Nous retrouvons ainsi, d’un nouvelle manière, le triangle des lignes de force : lance/pilon/épée qui est décidément la clé de la composition.
Bien sûr Botticelli a peint Vénus et Mars, il n’a pas peint Cybèle et Attis. Si la conque vénusienne et les armes martiales sont bien là, il n’est pas sûr que le fruit à moitié dissimulé soit une amande. Mais il n’est pas interdit de rêver, dans l’esprit de la Renaissance, sur la force des mythes comparés et superposés.
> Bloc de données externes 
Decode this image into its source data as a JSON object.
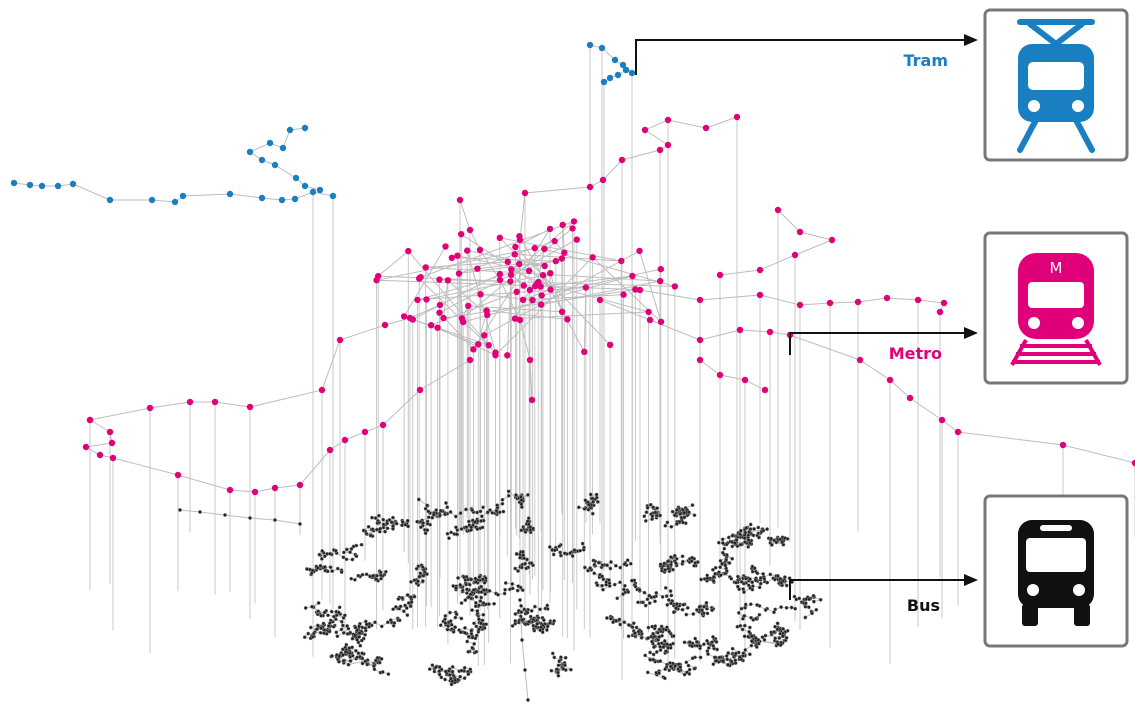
{
  "labels": {
    "tram": "Tram",
    "metro": "Metro",
    "bus": "Bus"
  },
  "icons": {
    "metro_letter": "M"
  }
}
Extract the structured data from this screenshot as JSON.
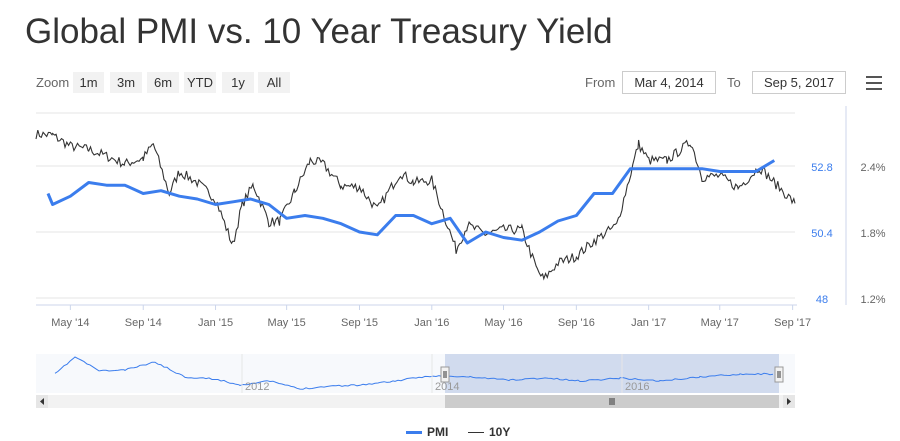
{
  "title": "Global PMI vs. 10 Year Treasury Yield",
  "range_selector": {
    "zoom_label": "Zoom",
    "buttons": [
      "1m",
      "3m",
      "6m",
      "YTD",
      "1y",
      "All"
    ],
    "from_label": "From",
    "from_value": "Mar 4, 2014",
    "to_label": "To",
    "to_value": "Sep 5, 2017"
  },
  "menu_icon": "hamburger-menu-icon",
  "colors": {
    "pmi": "#3B7DED",
    "ten_year": "#333333",
    "navigator_fill": "#c7d3ea"
  },
  "chart_data": {
    "type": "line",
    "title": "Global PMI vs. 10 Year Treasury Yield",
    "x_ticks": [
      "May '14",
      "Sep '14",
      "Jan '15",
      "May '15",
      "Sep '15",
      "Jan '16",
      "May '16",
      "Sep '16",
      "Jan '17",
      "May '17",
      "Sep '17"
    ],
    "x_range": [
      "2014-03-04",
      "2017-09-05"
    ],
    "y_axis_pmi": {
      "ticks": [
        "48",
        "50.4",
        "52.8"
      ],
      "range": [
        48,
        52.8
      ]
    },
    "y_axis_yield": {
      "ticks": [
        "1.2%",
        "1.8%",
        "2.4%"
      ],
      "range": [
        1.2,
        2.4
      ]
    },
    "series": [
      {
        "name": "PMI",
        "color": "#3B7DED",
        "points": [
          [
            "2014-03-01",
            51.8
          ],
          [
            "2014-04-01",
            51.4
          ],
          [
            "2014-05-01",
            51.7
          ],
          [
            "2014-06-01",
            52.2
          ],
          [
            "2014-07-01",
            52.1
          ],
          [
            "2014-08-01",
            52.1
          ],
          [
            "2014-09-01",
            51.8
          ],
          [
            "2014-10-01",
            51.9
          ],
          [
            "2014-11-01",
            51.7
          ],
          [
            "2014-12-01",
            51.6
          ],
          [
            "2015-01-01",
            51.4
          ],
          [
            "2015-02-01",
            51.5
          ],
          [
            "2015-03-01",
            51.6
          ],
          [
            "2015-04-01",
            51.4
          ],
          [
            "2015-05-01",
            50.9
          ],
          [
            "2015-06-01",
            51.0
          ],
          [
            "2015-07-01",
            50.9
          ],
          [
            "2015-08-01",
            50.7
          ],
          [
            "2015-09-01",
            50.4
          ],
          [
            "2015-10-01",
            50.3
          ],
          [
            "2015-11-01",
            51.0
          ],
          [
            "2015-12-01",
            51.0
          ],
          [
            "2016-01-01",
            50.7
          ],
          [
            "2016-02-01",
            50.9
          ],
          [
            "2016-03-01",
            50.0
          ],
          [
            "2016-04-01",
            50.4
          ],
          [
            "2016-05-01",
            50.2
          ],
          [
            "2016-06-01",
            50.1
          ],
          [
            "2016-07-01",
            50.4
          ],
          [
            "2016-08-01",
            50.8
          ],
          [
            "2016-09-01",
            51.0
          ],
          [
            "2016-10-01",
            51.8
          ],
          [
            "2016-11-01",
            51.8
          ],
          [
            "2016-12-01",
            52.7
          ],
          [
            "2017-01-01",
            52.7
          ],
          [
            "2017-02-01",
            52.7
          ],
          [
            "2017-03-01",
            52.7
          ],
          [
            "2017-04-01",
            52.7
          ],
          [
            "2017-05-01",
            52.6
          ],
          [
            "2017-06-01",
            52.6
          ],
          [
            "2017-07-01",
            52.6
          ],
          [
            "2017-08-01",
            53.0
          ]
        ]
      },
      {
        "name": "10Y",
        "color": "#333333",
        "points": [
          [
            "2014-03-04",
            2.69
          ],
          [
            "2014-04-01",
            2.68
          ],
          [
            "2014-05-01",
            2.58
          ],
          [
            "2014-06-01",
            2.55
          ],
          [
            "2014-07-01",
            2.49
          ],
          [
            "2014-08-01",
            2.42
          ],
          [
            "2014-09-01",
            2.47
          ],
          [
            "2014-09-18",
            2.6
          ],
          [
            "2014-10-15",
            2.15
          ],
          [
            "2014-11-01",
            2.35
          ],
          [
            "2014-12-01",
            2.25
          ],
          [
            "2015-01-01",
            2.1
          ],
          [
            "2015-01-30",
            1.68
          ],
          [
            "2015-02-15",
            2.05
          ],
          [
            "2015-03-06",
            2.23
          ],
          [
            "2015-04-01",
            1.89
          ],
          [
            "2015-04-20",
            1.9
          ],
          [
            "2015-05-15",
            2.17
          ],
          [
            "2015-06-10",
            2.45
          ],
          [
            "2015-07-01",
            2.42
          ],
          [
            "2015-08-01",
            2.22
          ],
          [
            "2015-09-01",
            2.21
          ],
          [
            "2015-10-01",
            2.0
          ],
          [
            "2015-11-09",
            2.34
          ],
          [
            "2015-12-01",
            2.25
          ],
          [
            "2016-01-01",
            2.27
          ],
          [
            "2016-02-11",
            1.64
          ],
          [
            "2016-03-01",
            1.86
          ],
          [
            "2016-04-01",
            1.78
          ],
          [
            "2016-05-01",
            1.82
          ],
          [
            "2016-06-01",
            1.82
          ],
          [
            "2016-06-27",
            1.45
          ],
          [
            "2016-07-08",
            1.37
          ],
          [
            "2016-08-01",
            1.52
          ],
          [
            "2016-09-01",
            1.58
          ],
          [
            "2016-10-01",
            1.72
          ],
          [
            "2016-11-08",
            1.86
          ],
          [
            "2016-12-15",
            2.6
          ],
          [
            "2017-01-01",
            2.45
          ],
          [
            "2017-02-01",
            2.45
          ],
          [
            "2017-03-13",
            2.62
          ],
          [
            "2017-04-01",
            2.3
          ],
          [
            "2017-05-01",
            2.31
          ],
          [
            "2017-06-01",
            2.2
          ],
          [
            "2017-07-07",
            2.39
          ],
          [
            "2017-08-01",
            2.25
          ],
          [
            "2017-09-05",
            2.06
          ]
        ]
      }
    ],
    "navigator": {
      "x_ticks": [
        "2012",
        "2014",
        "2016"
      ],
      "selected_range": [
        "2014-03-04",
        "2017-09-05"
      ]
    },
    "legend": {
      "placement": "bottom-center",
      "items": [
        "PMI",
        "10Y"
      ]
    },
    "grid": true
  }
}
A force de contempler le tableau, les identifications se brouillent : on perd de vue les attributs des deux dieux, au profit d’une frise de symboles phalliques et vaginaux brandis par des panisques déchaînés. Le couple officiel devient un couple générique, et le thème de l’impuissance virile rejoint les grandes orgues de l’angoisse de castration.
Derrière Mars endormi se profilent les figures de tous ceux qui ont perdu, momentanément ou définitivement, le contrôle de leur organe viril : Ouranos, Zeus, Cybèle ou Attis.
En Vénus vigilante, rien n’empêche de reconnaître ces deux maîtresses-femmes :
- Cybèle, cette fois débarrassée de sa partie mâle, et amoureuse d’un petit-fils conçu par procréation arboricole ;
- ou bien Nana, fille du fleuve, ancêtre des mères-porteuses, inséminée par une amande.